San Diego State University has placed seven fraternities on provisional suspension while he investigates alleged code of conduct violations in a Greek system with a history of behavioral problems, including hazing and underage drinking.
The university did not specify the nature of the alleged violations or who reported them. But he confirmed that any concerns have surfaced since the start of the fall semester on Aug. 17, when SDSU opened its doors with a record 37,087 students.
Fraternities under investigation include Phi Kappa Psi, Sigma Alpha Epsilon, Sigma Chi, Phi Delta Theta, Kappa Alpha Order, Pi Kappa Alpha and Delta Sigma Phi, SDSU said. Sanctions against organizations, if warranted, could range from safety training to probation to expulsion.
“Interim suspensions are being implemented in an effort to address behavioral issues within a recognized student organization while these issues are under investigation,” SDSU said in a statement. communicated.
“(The school) prioritizes the health and safety of our campus community and takes reports of alleged misconduct seriously.”
Like most universities, SDSU code of Conduct prohibits a wide range of behaviors, including hazing, underage drinking, physical violence, and sexual misconduct.
The new disciplinary action comes about six months after a former SDSU student filed a complaint in San Diego Superior Court, claiming he nearly died during an alcohol-fueled hazing incident in 2021 while pledging the Kappa Sigma fraternity.
A year earlier, a investigation by the San Diego Union-Tribune revealed that 19 of SDSU’s fraternities and sororities found themselves in official trouble with the university from 2014 to 2019. That figure represented nearly 40 percent of at least 49 Greek chapters active at the time. .
Some issues were minor. Some were serious. Most involved complaints of drinking, hazing, sexual harassment and underage assault and noise, according to confidential university documents the Union-Tribune obtained through the California Public Records Act.
The newspaper’s investigation was published a year after Dylan Hernandez, a freshman who got drunk at an off-campus fraternity party, fell from a bunk bed in a campus dormitory and fell to his death. is hit on the head, sustaining a fatal injury.
In San Diego’s College Area neighborhood, where SDSU is located, residents have complained for years about the intense parties that fraternities and sororities throw off campus. There has also been frustration that the university has very little authority to control student behavior in private homes used for parties.
Some parties attracted huge crowds that spilled into the streets.
From fall 2015 to fall 2019, at least 365 students were taken to the hospital for alcohol and drug-related issues, according to SDSU. It’s unclear how many of these incidents directly involved fraternities and sororities. But the Greek system dominates social activities in the university area.

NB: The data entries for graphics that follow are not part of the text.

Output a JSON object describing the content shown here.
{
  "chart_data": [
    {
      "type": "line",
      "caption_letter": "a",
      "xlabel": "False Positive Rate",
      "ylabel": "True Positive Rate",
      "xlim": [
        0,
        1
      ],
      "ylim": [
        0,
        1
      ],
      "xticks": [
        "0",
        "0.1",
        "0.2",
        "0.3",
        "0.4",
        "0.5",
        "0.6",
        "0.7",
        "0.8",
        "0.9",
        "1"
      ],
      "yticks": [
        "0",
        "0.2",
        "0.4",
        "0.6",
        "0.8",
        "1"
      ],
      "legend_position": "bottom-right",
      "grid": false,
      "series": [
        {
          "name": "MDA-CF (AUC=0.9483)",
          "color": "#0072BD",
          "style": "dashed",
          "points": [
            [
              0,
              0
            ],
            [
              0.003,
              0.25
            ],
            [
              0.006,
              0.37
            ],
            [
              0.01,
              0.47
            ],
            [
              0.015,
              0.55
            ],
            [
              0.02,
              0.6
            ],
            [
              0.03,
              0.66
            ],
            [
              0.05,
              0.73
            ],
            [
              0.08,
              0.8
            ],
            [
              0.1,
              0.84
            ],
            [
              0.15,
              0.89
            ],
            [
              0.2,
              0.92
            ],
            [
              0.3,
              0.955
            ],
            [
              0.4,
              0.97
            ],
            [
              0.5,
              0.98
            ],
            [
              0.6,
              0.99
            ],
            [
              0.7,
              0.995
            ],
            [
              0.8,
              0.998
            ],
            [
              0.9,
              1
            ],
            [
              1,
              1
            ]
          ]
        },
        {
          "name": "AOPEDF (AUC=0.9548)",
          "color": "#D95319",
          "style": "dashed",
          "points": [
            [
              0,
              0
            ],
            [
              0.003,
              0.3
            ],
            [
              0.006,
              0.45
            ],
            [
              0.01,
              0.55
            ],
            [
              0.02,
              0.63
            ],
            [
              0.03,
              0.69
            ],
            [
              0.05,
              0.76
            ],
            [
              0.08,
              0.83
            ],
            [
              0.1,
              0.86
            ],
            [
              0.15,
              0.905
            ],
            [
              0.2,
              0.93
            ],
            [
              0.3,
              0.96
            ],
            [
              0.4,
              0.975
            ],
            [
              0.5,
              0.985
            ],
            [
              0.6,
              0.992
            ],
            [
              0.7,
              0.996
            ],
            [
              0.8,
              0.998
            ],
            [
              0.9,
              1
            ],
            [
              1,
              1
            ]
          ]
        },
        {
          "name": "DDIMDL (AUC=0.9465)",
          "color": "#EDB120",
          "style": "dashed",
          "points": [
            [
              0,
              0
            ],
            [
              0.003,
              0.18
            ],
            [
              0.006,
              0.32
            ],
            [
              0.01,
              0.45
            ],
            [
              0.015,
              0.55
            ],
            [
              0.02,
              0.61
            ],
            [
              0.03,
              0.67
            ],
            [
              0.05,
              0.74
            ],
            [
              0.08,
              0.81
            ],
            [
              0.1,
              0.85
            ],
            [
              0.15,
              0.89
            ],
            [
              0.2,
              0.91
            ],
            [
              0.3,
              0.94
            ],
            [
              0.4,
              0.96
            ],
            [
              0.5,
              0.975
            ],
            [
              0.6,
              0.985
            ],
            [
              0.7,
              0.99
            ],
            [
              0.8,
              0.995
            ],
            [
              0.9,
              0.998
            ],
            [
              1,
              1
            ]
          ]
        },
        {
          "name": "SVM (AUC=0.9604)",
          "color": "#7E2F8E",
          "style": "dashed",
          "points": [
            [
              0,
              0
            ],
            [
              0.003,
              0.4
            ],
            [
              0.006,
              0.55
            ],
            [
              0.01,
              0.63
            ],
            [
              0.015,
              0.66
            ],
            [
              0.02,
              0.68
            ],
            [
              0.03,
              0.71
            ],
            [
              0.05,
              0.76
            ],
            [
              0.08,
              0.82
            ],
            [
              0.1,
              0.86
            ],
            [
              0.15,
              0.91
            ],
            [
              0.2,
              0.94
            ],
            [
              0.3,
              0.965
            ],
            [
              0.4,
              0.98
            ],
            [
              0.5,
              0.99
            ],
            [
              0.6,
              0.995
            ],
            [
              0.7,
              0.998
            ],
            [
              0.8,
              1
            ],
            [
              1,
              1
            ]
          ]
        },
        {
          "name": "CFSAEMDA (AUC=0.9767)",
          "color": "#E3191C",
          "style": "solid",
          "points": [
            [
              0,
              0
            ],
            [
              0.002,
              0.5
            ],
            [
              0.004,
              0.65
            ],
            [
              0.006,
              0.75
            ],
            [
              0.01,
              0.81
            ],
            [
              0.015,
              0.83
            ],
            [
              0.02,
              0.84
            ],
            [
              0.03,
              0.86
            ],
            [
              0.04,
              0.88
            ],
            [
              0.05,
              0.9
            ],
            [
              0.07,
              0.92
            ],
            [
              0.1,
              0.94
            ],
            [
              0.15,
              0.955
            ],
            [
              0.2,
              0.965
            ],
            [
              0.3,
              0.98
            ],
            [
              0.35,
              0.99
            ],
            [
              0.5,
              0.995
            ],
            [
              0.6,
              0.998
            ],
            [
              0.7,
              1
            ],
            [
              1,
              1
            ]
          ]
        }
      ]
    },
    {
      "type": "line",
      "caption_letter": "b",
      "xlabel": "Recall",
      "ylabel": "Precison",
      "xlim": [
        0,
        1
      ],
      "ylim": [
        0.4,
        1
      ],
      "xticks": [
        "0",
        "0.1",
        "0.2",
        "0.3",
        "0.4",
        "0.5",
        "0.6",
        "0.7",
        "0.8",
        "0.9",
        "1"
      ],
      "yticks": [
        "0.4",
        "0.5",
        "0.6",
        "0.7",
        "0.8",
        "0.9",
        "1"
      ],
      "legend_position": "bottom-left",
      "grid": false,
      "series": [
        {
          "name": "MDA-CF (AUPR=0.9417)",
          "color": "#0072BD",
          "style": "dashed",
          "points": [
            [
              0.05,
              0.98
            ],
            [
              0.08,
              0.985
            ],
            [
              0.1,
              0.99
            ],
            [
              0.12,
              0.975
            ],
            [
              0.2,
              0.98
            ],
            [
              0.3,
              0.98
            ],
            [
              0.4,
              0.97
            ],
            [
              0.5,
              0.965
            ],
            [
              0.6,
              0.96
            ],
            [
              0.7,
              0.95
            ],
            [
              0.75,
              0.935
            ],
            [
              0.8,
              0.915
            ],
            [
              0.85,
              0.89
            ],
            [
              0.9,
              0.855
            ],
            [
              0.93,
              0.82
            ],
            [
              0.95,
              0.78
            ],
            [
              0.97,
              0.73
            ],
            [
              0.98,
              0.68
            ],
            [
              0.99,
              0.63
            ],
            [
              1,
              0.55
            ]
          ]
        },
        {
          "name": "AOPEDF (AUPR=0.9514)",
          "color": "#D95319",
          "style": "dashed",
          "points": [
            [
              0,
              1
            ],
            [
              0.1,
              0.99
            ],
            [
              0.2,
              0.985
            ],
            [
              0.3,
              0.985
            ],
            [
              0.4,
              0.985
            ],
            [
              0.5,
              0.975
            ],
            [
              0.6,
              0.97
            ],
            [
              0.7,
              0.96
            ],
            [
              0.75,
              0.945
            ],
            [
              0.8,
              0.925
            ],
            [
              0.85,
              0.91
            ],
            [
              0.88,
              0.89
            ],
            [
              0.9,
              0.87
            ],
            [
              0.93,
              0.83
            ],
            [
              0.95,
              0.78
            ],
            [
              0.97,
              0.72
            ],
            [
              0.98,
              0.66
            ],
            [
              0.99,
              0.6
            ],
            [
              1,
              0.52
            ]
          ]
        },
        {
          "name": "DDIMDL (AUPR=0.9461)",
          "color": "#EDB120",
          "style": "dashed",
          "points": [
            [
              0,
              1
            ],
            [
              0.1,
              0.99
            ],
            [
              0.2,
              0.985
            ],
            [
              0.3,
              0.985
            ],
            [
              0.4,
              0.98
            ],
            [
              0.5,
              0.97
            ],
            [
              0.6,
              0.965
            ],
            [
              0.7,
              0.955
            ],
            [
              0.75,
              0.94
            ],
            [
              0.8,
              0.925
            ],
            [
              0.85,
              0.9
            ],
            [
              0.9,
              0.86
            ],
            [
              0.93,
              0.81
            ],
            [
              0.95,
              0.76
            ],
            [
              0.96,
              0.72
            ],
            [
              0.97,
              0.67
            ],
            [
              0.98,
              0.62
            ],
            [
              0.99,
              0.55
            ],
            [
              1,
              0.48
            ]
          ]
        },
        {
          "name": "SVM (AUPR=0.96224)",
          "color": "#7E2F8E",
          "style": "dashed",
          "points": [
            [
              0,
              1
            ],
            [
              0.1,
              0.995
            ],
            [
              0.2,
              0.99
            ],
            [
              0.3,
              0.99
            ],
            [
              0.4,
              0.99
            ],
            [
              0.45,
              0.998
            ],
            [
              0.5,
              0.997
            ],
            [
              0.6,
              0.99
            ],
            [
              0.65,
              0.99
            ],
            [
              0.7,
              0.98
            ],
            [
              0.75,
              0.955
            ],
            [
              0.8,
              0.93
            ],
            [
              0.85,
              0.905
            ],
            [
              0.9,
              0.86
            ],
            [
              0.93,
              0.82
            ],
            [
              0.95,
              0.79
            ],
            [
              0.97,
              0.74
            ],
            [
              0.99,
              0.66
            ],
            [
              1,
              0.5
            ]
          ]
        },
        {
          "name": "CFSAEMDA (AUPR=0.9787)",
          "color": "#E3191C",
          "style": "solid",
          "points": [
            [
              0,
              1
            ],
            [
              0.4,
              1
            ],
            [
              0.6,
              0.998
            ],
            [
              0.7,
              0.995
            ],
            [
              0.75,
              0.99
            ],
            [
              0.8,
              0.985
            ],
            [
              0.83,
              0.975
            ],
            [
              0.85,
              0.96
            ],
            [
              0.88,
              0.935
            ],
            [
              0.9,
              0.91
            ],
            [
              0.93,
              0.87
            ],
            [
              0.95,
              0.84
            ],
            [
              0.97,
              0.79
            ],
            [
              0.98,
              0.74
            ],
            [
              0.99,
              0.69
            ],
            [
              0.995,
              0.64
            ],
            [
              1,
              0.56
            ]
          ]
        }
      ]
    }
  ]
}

University records from this period indicate that a fraternity member who was supposed to minimize risks poured hard liquor into an ice sled for partygoers to consume. Another fraternity “forced drinking … and group violence,” records show. A third fraternity claimed “lewd and lewd” behavior was directed at SDSU’s Pride Center, which serves the school’s LBGTQ+ communities.
A fourth fraternity was reprimanded for forcing its members to live in a single room with a live chicken.
The problems did not dissipate as the fall 2020 semester began, as the COVID-19 pandemic spread rapidly.
At the time, SDSU’s school of public health was receiving praise for helping fight the virus regionally. But the flow of students coming and going between campus and nearby private parties contributed to a COVID outbreak. In September, about 2,600 students were confined to on-campus housing to help regain control.
SDSU President Adela de la Torre publicly acknowledged the situation, saying the virus was spreading, in part, because of a “scourge of the holidays.”
Tensions escalated in late October of that year when county health officials sent cease and desist orders to eight homes in the university area where Halloween parties were to take place. The county said six of the houses were SDSU fraternity and sorority houses.
As the Thanksgiving holiday began, more than 1,400 SDSU students had tested positive for COVID – the highest number of any college or university in California.
Staff Reporter Lyndsay Winkley contributed to this story.